この流れが変わるきっかけとなったのが東日本大震災である。原発事故による電力不足の影響もあり、都会以外に家をもう一軒持つという考え方が生まれた。そこで再び、リゾート地が注目を集めるようになる。リゾート地には保養所が多いように風光明媚(めいび)、海や山が近く自然が豊か、夏涼しい、温泉があるなど、もともと都会人が憧れる立地である。しかも中古別荘は価格が下がっているから、セカンドハウスを求めるには好機到来といったところ。ここ数年、シニア層を中心に中古物件の取引はコンスタントに続いて今に至っている。

ここで注目したいのは、さらなる新しい波だ。若い世代の二地域居住というライフスタイル。もっとカジュアルに田舎暮らしをできないかと考える人が出てきた。「別荘族と呼ばれる富裕層は今も存在しています。でも一方で、別荘のような使い方だけどもっとライトに使いたい。ステータスでなく実際に使いたい人が増えてきました。年齢的には40代が主流で、そんな世代のニーズに合う今までにないリゾート物件が出てきています」と語る唐品さん。

そのひとつが「リノベーション別荘」という。「今、多くの別荘地はバブル期に購入したオーナーが高齢化、建物も古くなっています。子どもが相続しない場合、手放すことになりますが、その建物を購入してフルリノベして販売するのです」と唐品さん。都会ではすでに中古住宅のリノベーションがメジャーになっているが、リゾート分野では壊れた設備の修繕などのリフォームはあっても、建物全体の間取り変更や大幅なデザイン変更などのリノベーションの実績はほとんどない。

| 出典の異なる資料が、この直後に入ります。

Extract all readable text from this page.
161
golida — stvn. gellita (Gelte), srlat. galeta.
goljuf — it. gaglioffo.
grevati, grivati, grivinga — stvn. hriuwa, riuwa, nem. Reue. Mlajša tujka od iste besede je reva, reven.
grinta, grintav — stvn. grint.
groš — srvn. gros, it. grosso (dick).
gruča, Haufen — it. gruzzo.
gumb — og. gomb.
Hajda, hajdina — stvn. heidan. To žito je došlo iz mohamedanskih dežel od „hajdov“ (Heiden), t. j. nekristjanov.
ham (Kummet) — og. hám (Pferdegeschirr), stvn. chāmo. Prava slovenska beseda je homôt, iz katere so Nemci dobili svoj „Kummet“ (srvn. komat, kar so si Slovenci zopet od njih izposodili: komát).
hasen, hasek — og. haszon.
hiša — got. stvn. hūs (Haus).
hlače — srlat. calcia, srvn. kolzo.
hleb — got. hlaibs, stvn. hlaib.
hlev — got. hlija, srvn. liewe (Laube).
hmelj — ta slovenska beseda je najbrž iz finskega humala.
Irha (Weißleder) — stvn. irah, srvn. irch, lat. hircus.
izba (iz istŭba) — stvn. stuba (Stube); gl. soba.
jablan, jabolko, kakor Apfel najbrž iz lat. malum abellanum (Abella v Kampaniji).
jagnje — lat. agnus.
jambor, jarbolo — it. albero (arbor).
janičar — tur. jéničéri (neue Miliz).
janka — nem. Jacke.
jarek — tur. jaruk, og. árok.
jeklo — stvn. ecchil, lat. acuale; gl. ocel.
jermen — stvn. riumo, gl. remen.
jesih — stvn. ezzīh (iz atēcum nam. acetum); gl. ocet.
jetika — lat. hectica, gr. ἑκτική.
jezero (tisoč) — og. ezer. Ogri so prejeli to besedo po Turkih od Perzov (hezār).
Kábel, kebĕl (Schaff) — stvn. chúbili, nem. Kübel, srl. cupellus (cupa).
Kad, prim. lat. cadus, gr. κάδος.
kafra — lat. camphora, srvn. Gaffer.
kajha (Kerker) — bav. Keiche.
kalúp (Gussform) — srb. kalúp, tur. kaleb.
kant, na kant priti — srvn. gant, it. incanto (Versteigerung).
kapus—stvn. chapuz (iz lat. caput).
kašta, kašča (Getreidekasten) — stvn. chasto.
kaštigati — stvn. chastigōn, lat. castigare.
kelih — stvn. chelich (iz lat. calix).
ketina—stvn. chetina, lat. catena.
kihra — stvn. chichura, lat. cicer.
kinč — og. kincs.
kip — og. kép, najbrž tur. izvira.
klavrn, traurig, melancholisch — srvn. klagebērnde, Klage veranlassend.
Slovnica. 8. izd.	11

その先陣をきったのが山中湖にある富士急山中湖畔別荘地だ。オーナーの売却依頼を受けた別荘をそのまま販売するのでなく、さらに長く使ってもらえるようにリノベーションして販売するというもの。その際、リノベーション後のセンスやテイストにこだわり東京の世田谷、目黒で実績のあるリノベーション会社・空間社とコラボしたのが特徴だ。築35年の中古別荘の間取り、水まわりの位置、インテリアテイストをガラリと変え、おしゃれに仕上がった別荘は、若い世代の心をつかむだけでなく、別荘地全体の資産価値を上げることにもつながっているという。【画像1】和室のあった築35年の別荘は、リノベーション専門の「空間社」とのコラボにより、アイランドキッチンのある1LDKの別荘に。梁を見せた吹抜けの天井部分が開放的。価格は土地+建物で2550万円。築35年、建物面積52.13m2の中古別荘が間取りや外観もガラリと変え、新築別荘より安く販売されている(写真提供:富士急行)

【画像1】和室のあった築35年の別荘は、リノベーション専門の「空間社」とのコラボにより、アイランドキッチンのある1LDKの別荘に。梁を見せた吹抜けの天井部分が開放的。価格は土地+建物で2550万円。築35年、建物面積52.13m2の中古別荘が間取りや外観もガラリと変え、新築別荘より安く販売されている(写真提供:富士急行)

コンパクトな「小屋」を拠点にする新しい発想

また最近は「小屋」ブームでもある。2015年7月に、長野県茅野市で開催された「小屋フェス」(SuMiKa主催)には20棟の小屋が建てられ、都心から遠い立地にも関わらず1万人以上の来場者を集めた。「小屋のニーズは高いです。小屋フェスの後、無印良品が『MUJI HUT』を発表しましたが、こちらも集客が多く、コンパクトな規模で拠点として使いたいという人が増えていることを実感しました」と唐品さん。